« Les
chiens, excités par le familier, couraient et aboyaient devant moi. Mais une
fois en haut du coteau ils se sont arrêtés et tus. Arrivé à leur côté, j’ai vu
un mécanisme en forme de citron, gros comme un hôtel, atterrir silencieusement
sur un coussin de lumière. »
Ou bien :
« Le
cliquetis de ses talons sur le sol du parking était chaque fois le dernier son
de sa journée professionnelle. Elle déverrouilla à distance sa voiture, qui
clignotait à son approche, lorsqu’un homme cagoulé surgit et l’empoigna
brutalement. »
« L’obscur ennemi » utilise
la même amorce classique et éprouvée : l’inattendu qui rompt le quotidien.
Parmi les appels publicitaires qui remplissent l’écran de la femme, un nom se
dégage. Un amoureux sort du passé, et « deux
époques de sa vie venaient de rentrer en collision ». L’homme, banal (« On se fait la bise »),
irritant et surtout étranger, sert à déclencher une réflexion fondamentale sur l’identité :
suis-je moi-même, si ce moi n’est plus le même ? « Une autre, qui
était pourtant elle aussi, l’avait remplacée. »
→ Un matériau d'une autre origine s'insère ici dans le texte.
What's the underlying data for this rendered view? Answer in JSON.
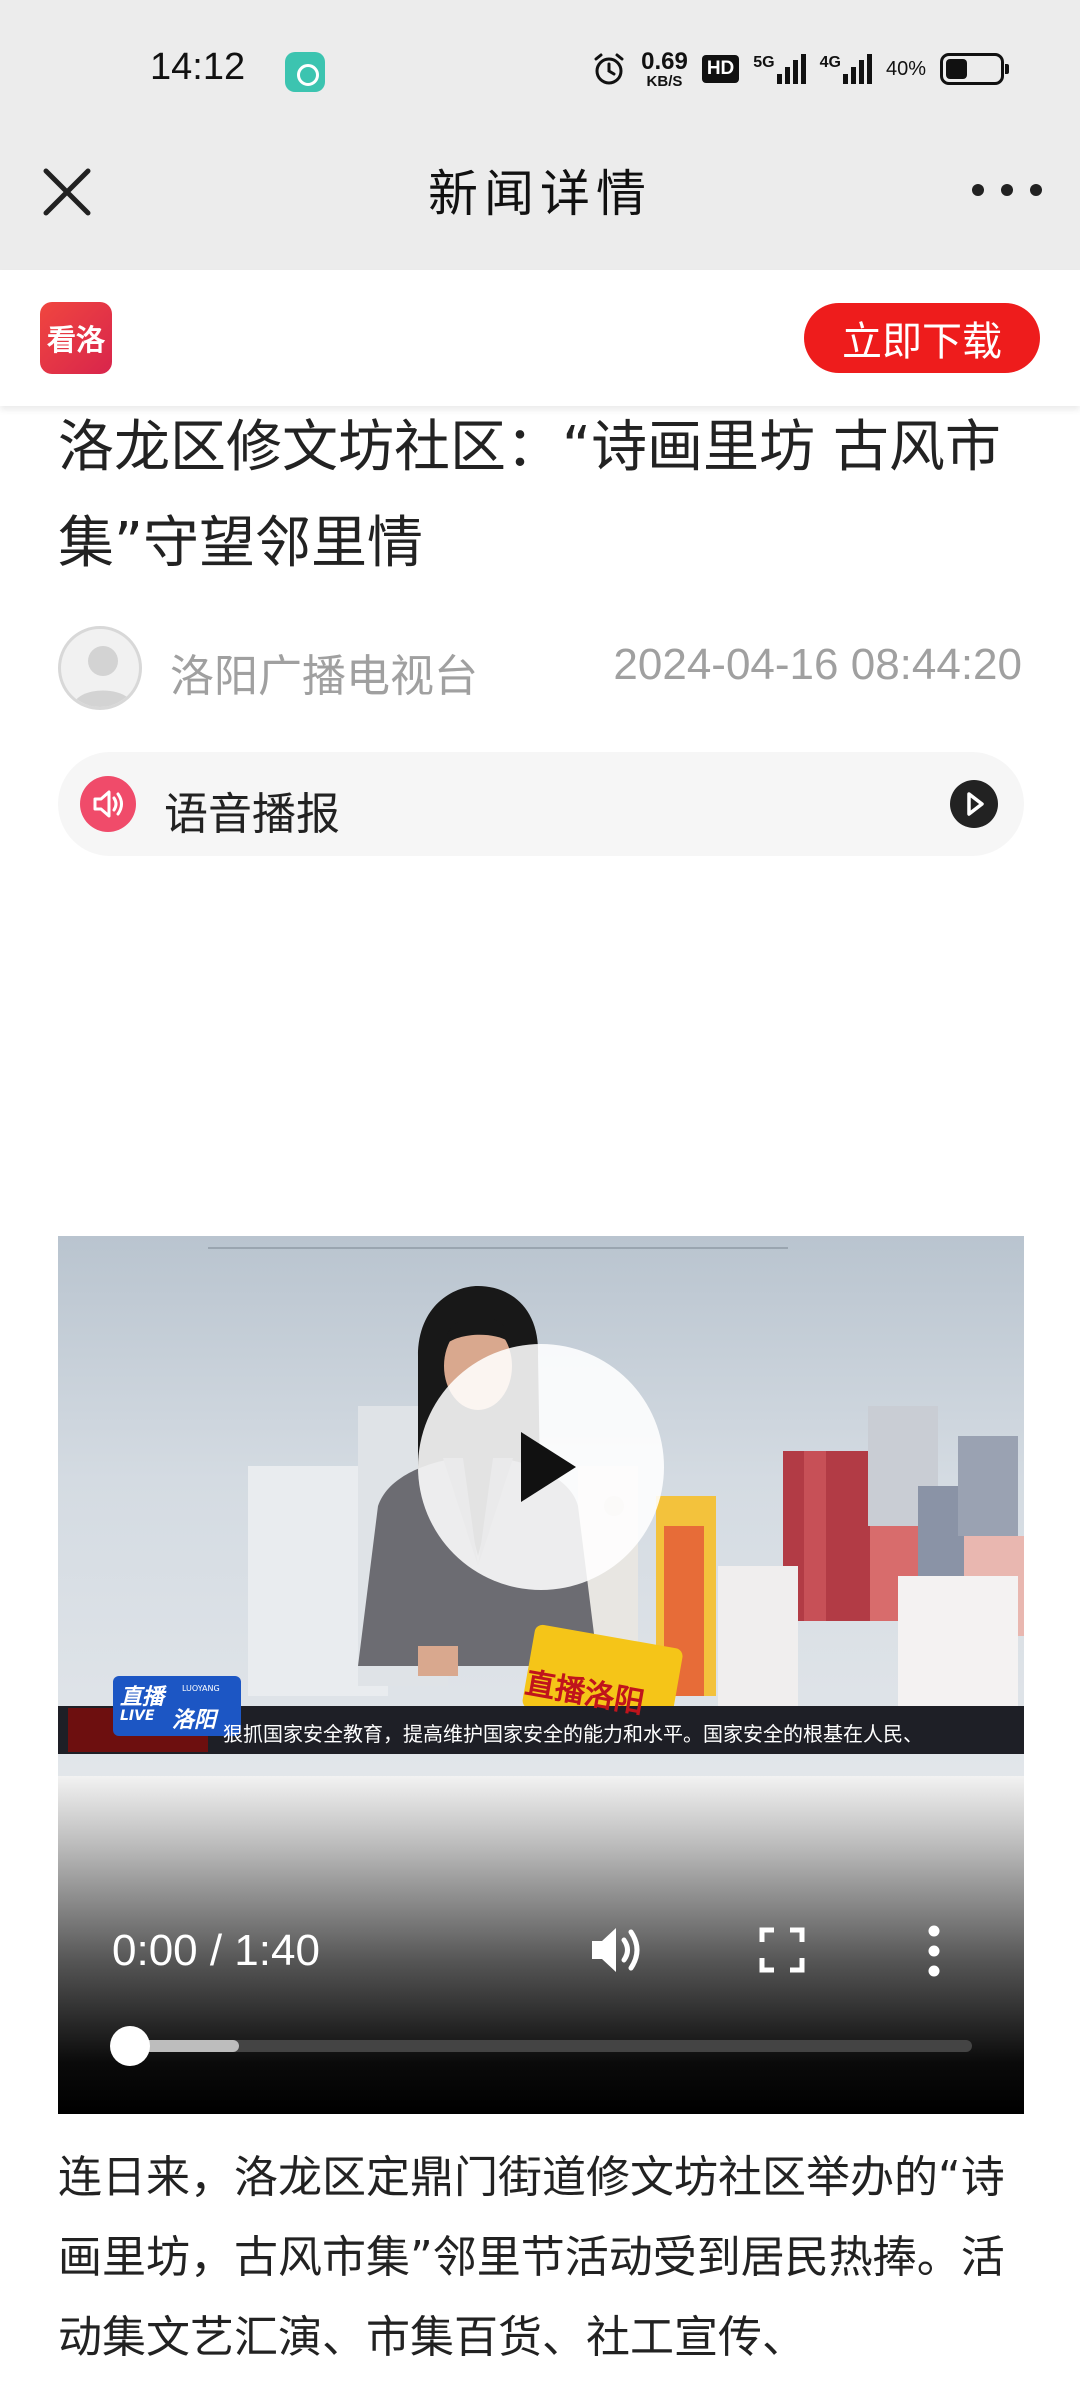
{
  "status_bar": {
    "time": "14:12",
    "net_speed": "0.69",
    "net_speed_unit": "KB/S",
    "hd_label": "HD",
    "network_1": "5G",
    "network_2": "4G",
    "battery": "40%",
    "battery_level": 0.4
  },
  "nav": {
    "title": "新闻详情",
    "close_icon": "close-icon",
    "more_icon": "more-dots-icon"
  },
  "banner": {
    "logo_text": "看洛",
    "download_label": "立即下载"
  },
  "article": {
    "title": "洛龙区修文坊社区：“诗画里坊 古风市集”守望邻里情",
    "author": "洛阳广播电视台",
    "published": "2024-04-16 08:44:20",
    "tts_label": "语音播报",
    "body": "连日来，洛龙区定鼎门街道修文坊社区举办的“诗画里坊，古风市集”邻里节活动受到居民热捧。活动集文艺汇演、市集百货、社工宣传、"
  },
  "video": {
    "time": "0:00 / 1:40",
    "progress": 0.0,
    "buffered": 0.13,
    "logo_top": "直播",
    "logo_sub": "LUOYANG",
    "logo_live": "LIVE",
    "logo_city": "洛阳",
    "card_text": "直播洛阳",
    "ticker": "狠抓国家安全教育，提高维护国家安全的能力和水平。国家安全的根基在人民、"
  },
  "colors": {
    "accent_red": "#ee1c1c",
    "tts_pink": "#f04b6a",
    "meta_gray": "#a0a0a0"
  }
}
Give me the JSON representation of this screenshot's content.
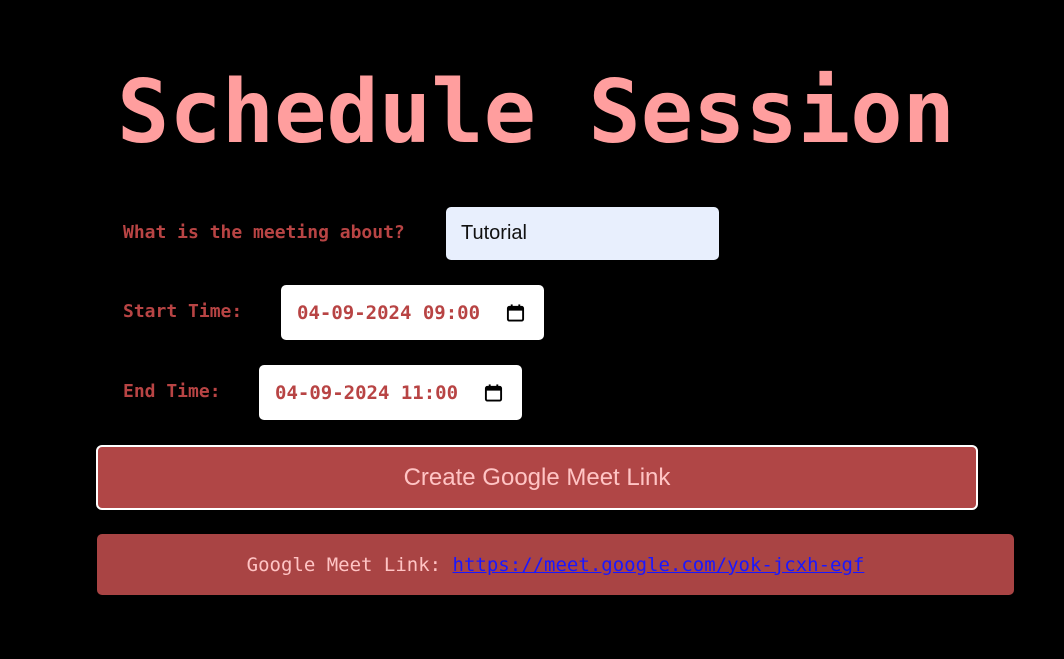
{
  "page": {
    "title": "Schedule Session"
  },
  "form": {
    "topic": {
      "label": "What is the meeting about?",
      "value": "Tutorial"
    },
    "start": {
      "label": "Start Time:",
      "value": "04-09-2024 09:00",
      "icon": "calendar-icon"
    },
    "end": {
      "label": "End Time:",
      "value": "04-09-2024 11:00",
      "icon": "calendar-icon"
    },
    "submit_label": "Create Google Meet Link"
  },
  "result": {
    "label": "Google Meet Link:",
    "link": "https://meet.google.com/yok-jcxh-egf"
  },
  "colors": {
    "background": "#000000",
    "title": "#ff9e9e",
    "label": "#b84444",
    "button": "#b04646",
    "result_box": "#a94444",
    "link": "#1a17ff"
  }
}
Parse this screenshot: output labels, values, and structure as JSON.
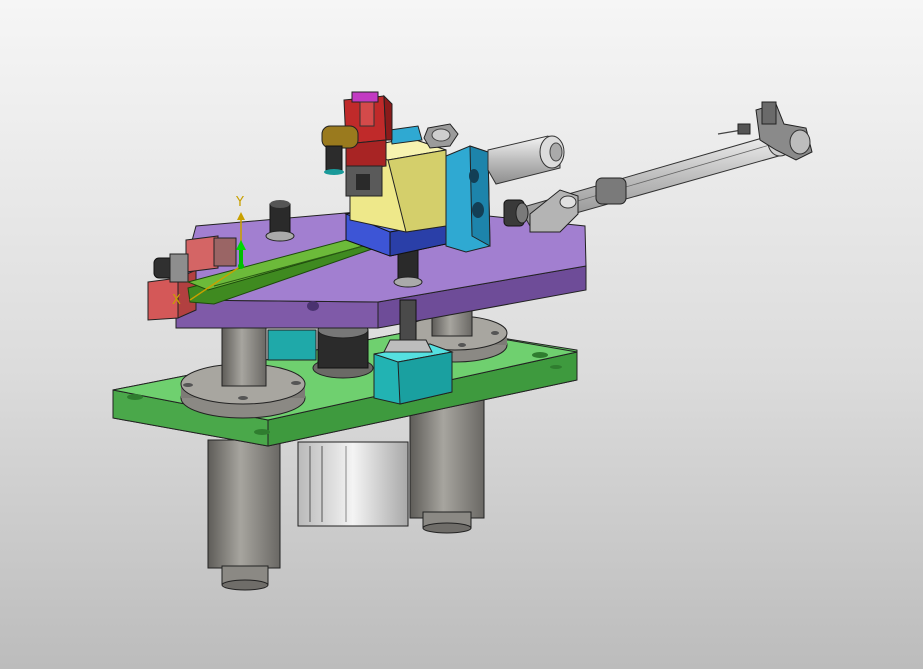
{
  "view": {
    "type": "cad-3d-assembly-viewport",
    "background_top": "#f6f6f6",
    "background_bottom": "#bcbcbc"
  },
  "triad": {
    "y_label": "Y",
    "x_label": "X",
    "y_color": "#c8a000",
    "z_color": "#00c000"
  },
  "part_colors": {
    "base_plate": "#5fc35f",
    "top_plate": "#a27fd0",
    "guide_rail": "#3f8a20",
    "slide_block": "#3d55d6",
    "upper_block": "#eee88a",
    "bracket": "#2fa9d2",
    "valve_head": "#c02a2a",
    "cylinder_body": "#c4c4c4",
    "columns": "#8a8882",
    "cyan_block": "#2ec9c9"
  }
}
D’autre part, comme dans tout écrit
qui se respecte, des questions sollicitent l’imagination du lecteur : pas
de raison qu’elle ne bosse pas aussi… Le récit (aurait-il un élément
autobiographique, se demande le lecteur trivial) entre dans la conscience de la
femme, laissant l’homme dehors. Que pense-t-il ?
Sa curiosité éveillée par ce nom inscrit
sur le site, est-il dépité de trouver une femme vieillie, contrôlée, avec des
problèmes de santé ? Ou bien, en ironisant plaisamment sur leurs
coloscopies respectives, sent-il fondre ses intestins à retrouver la rayonnante
et discrète jeune fille devenue femme épanouie et toujours discrète
(c'est-à-dire avec la part de mystère qui invite les initiatives amoureuses) ? Il se souvient d’un ensemble jaune
qu’elle portait. « Ah »
disait-il alors « t’as a mis ta robe
blonde. Embrasse-moi. Je t’aime. » Il l’aime encore, trop tard.